On Mother’s Day, I remember my mother, Shirley Macdonald Kishkan, who died in 2010. I’ve written about her, most recently in my book, Blue Portugal & Other Essays. Here’s a section from “We are still here (J.S. Bach’s Violin Partita No. 2 in D minor, BWV 1004)”.
1. Allemanda, in Toulouse, on Mount Tolmie
The opening, grave and ominous.
My mother has been dead for seven years. I’ve been researching family history—hers, in part; though mostly my father’s mother’s origins in Horni Lomná, in what’s now the Czech Republic. Most days I find myself thinking about the strange and wonderful cartography of motherhood, across seas and generations, the maps imaginary and remote. How my mother’s mother was unknown to her—my mum was given up at birth to a foster home and raised to think of herself as motherless—and how that first terrible loss shaped her, blank area on the map. She told a granddaughter once that she’d only ever wanted to be a mother, as though she needed to fill the emptiness of herself with that function, scribble her place in geography. When I was young, it never seemed enough to me. I wanted more of her, from her. But now I realize—too late—what she gave me and my brothers.
In Toulouse, last March, I dreamed of my mother. I’d been thinking a great deal about geographical loneliness. Not only for a place one has left, often forever (my grandmother never returned to Europe and as far as I know, she had only very sporadic contact with her family there), but also the loneliness we feel when we try to follow the traces our ancestors left across a landscape. A map, on paper or in memory, a field loved by a child for its birdsong, the scent of plum blossom after a long winter, a tree planted to celebrate a wedding, a birth, an occasion long-forgotten. So the dream of my mother surprised me. She was on a guided tour, just before heart surgery. I always wanted to travel to France, she said, her eyes glowing as she jostled and joked with her new friends, but no one would ever go with me. She had photographs—a long road pink with oleander leading down to the sea, a restaurant filled with sunlight, a plate of sausage. (As far as I know, she never used a camera.) I held her hand and thought, I have another chance. We went to the restroom together and she was running. Please, Mum, don’t run, I pleaded with her, only half in fun. Please. I don’t want you to die on me!
(Walk three steps, then lift a foot. 2/4 time.)
Now I wish I’d offered to take her to France, though I wonder if she truly wanted to go or if the dream came from my own pleasure at the sight of umbrella pines, orange trees, the silvery leaves of olives. She confessed once, after my father died, that she’d always hoped to go to Greece. I looked at her with such surprise, I remember, because the trips she took were to Reno or Disneyland and once, to Hawaii. Packaged tours, on buses or charter flights. Later she and my father travelled to places he’d been to in the Navy and insisted she’d love: Singapore, Hong Kong, Thailand. I don’t think she did love those trips but my father was persuasive.
I have a photo album sent to her after her foster sister died.
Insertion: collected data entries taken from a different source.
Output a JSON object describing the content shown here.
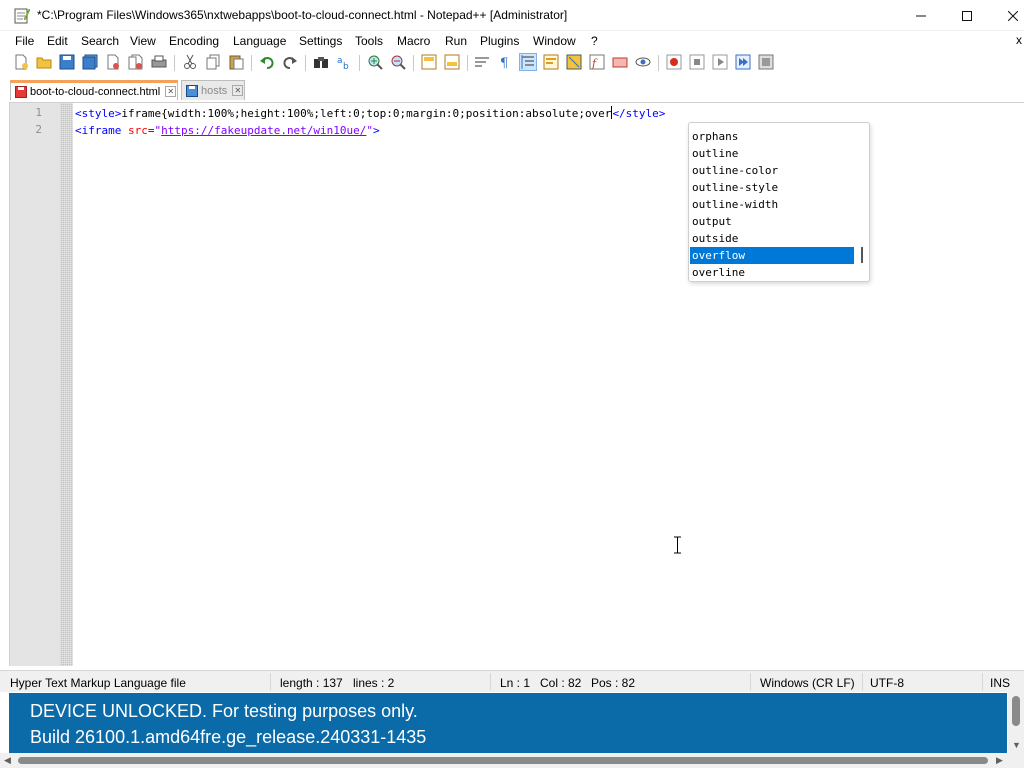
{
  "window": {
    "title": "*C:\\Program Files\\Windows365\\nxtwebapps\\boot-to-cloud-connect.html - Notepad++ [Administrator]"
  },
  "menu": [
    {
      "label": "File"
    },
    {
      "label": "Edit"
    },
    {
      "label": "Search"
    },
    {
      "label": "View"
    },
    {
      "label": "Encoding"
    },
    {
      "label": "Language"
    },
    {
      "label": "Settings"
    },
    {
      "label": "Tools"
    },
    {
      "label": "Macro"
    },
    {
      "label": "Run"
    },
    {
      "label": "Plugins"
    },
    {
      "label": "Window"
    },
    {
      "label": "?"
    }
  ],
  "menu_overflow": "x",
  "tabs": [
    {
      "label": "boot-to-cloud-connect.html"
    },
    {
      "label": "hosts"
    }
  ],
  "editor": {
    "line_numbers": [
      "1",
      "2"
    ],
    "line1": {
      "tag_open": "<style>",
      "text": "iframe{width:100%;height:100%;left:0;top:0;margin:0;position:absolute;over",
      "tag_close": "</style>"
    },
    "line2": {
      "tag_start": "<iframe",
      "attr": " src",
      "eq": "=",
      "quote_open": "\"",
      "url": "https://fakeupdate.net/win10ue/",
      "quote_close": "\"",
      "tag_end": ">"
    }
  },
  "autocomplete": {
    "items": [
      "orphans",
      "outline",
      "outline-color",
      "outline-style",
      "outline-width",
      "output",
      "outside",
      "overflow",
      "overline"
    ],
    "selected": "overflow"
  },
  "status": {
    "file_type": "Hyper Text Markup Language file",
    "length": "length : 137",
    "lines": "lines : 2",
    "ln": "Ln : 1",
    "col": "Col : 82",
    "pos": "Pos : 82",
    "eol": "Windows (CR LF)",
    "encoding": "UTF-8",
    "mode": "INS"
  },
  "banner": {
    "line1": "DEVICE UNLOCKED. For testing purposes only.",
    "line2": "Build 26100.1.amd64fre.ge_release.240331-1435"
  },
  "colors": {
    "accent_selection": "#0078d7",
    "banner_bg": "#0b6aa8",
    "tag": "#0000ff",
    "attribute": "#ff0000",
    "value": "#8000ff",
    "active_tab_marker": "#f6a15a"
  }
}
Mostly it’s a record of her foster sister’s life but there are a few early photographs of my mum, aged three, in a garden, or standing by some stairs. She is chubby and dark-haired. So far away in time, in geography—she grew up in Halifax. But somehow curiously present, her clear eyes, her smile. (“Thou art thy mother’s glass, and she in thee…” Her eyes, in mine. Her knees, with that migrating pain. At the end of her life, she could barely walk.)
Until her death, I don’t believe I ever danced an Allemanda. A linear movement in binary form. Walk three steps, then lift a foot. 2/4 time. Four couples, her children and their partners, promenading the length of her living room in an apartment on the slope of Mount Tolmie, entwining their arms, as one lifts a box of photographs (though none of France), another passes a load of her clothing (the cardigans, the polyester trousers, the tiny socks, a few threadbare nightdresses), and the remaining dancers keep their place in the movement. There is nothing French in the apartment, no music but what I hear in my head as I step, as I sort, as I turn, turn, the old harmonies returning.
From Toulouse, lift, lift, make a place in your arms for a mother who ran like a girl to rejoin her friends who waited in France, who watched deer make their own graceful steps below her window on Mount Tolmie, lace your arms with hers, turn, turn, towards her, away. Careful with your knees as you lift each foot, stand where she stood, 2/4 time, the years passing before the window, like the deer.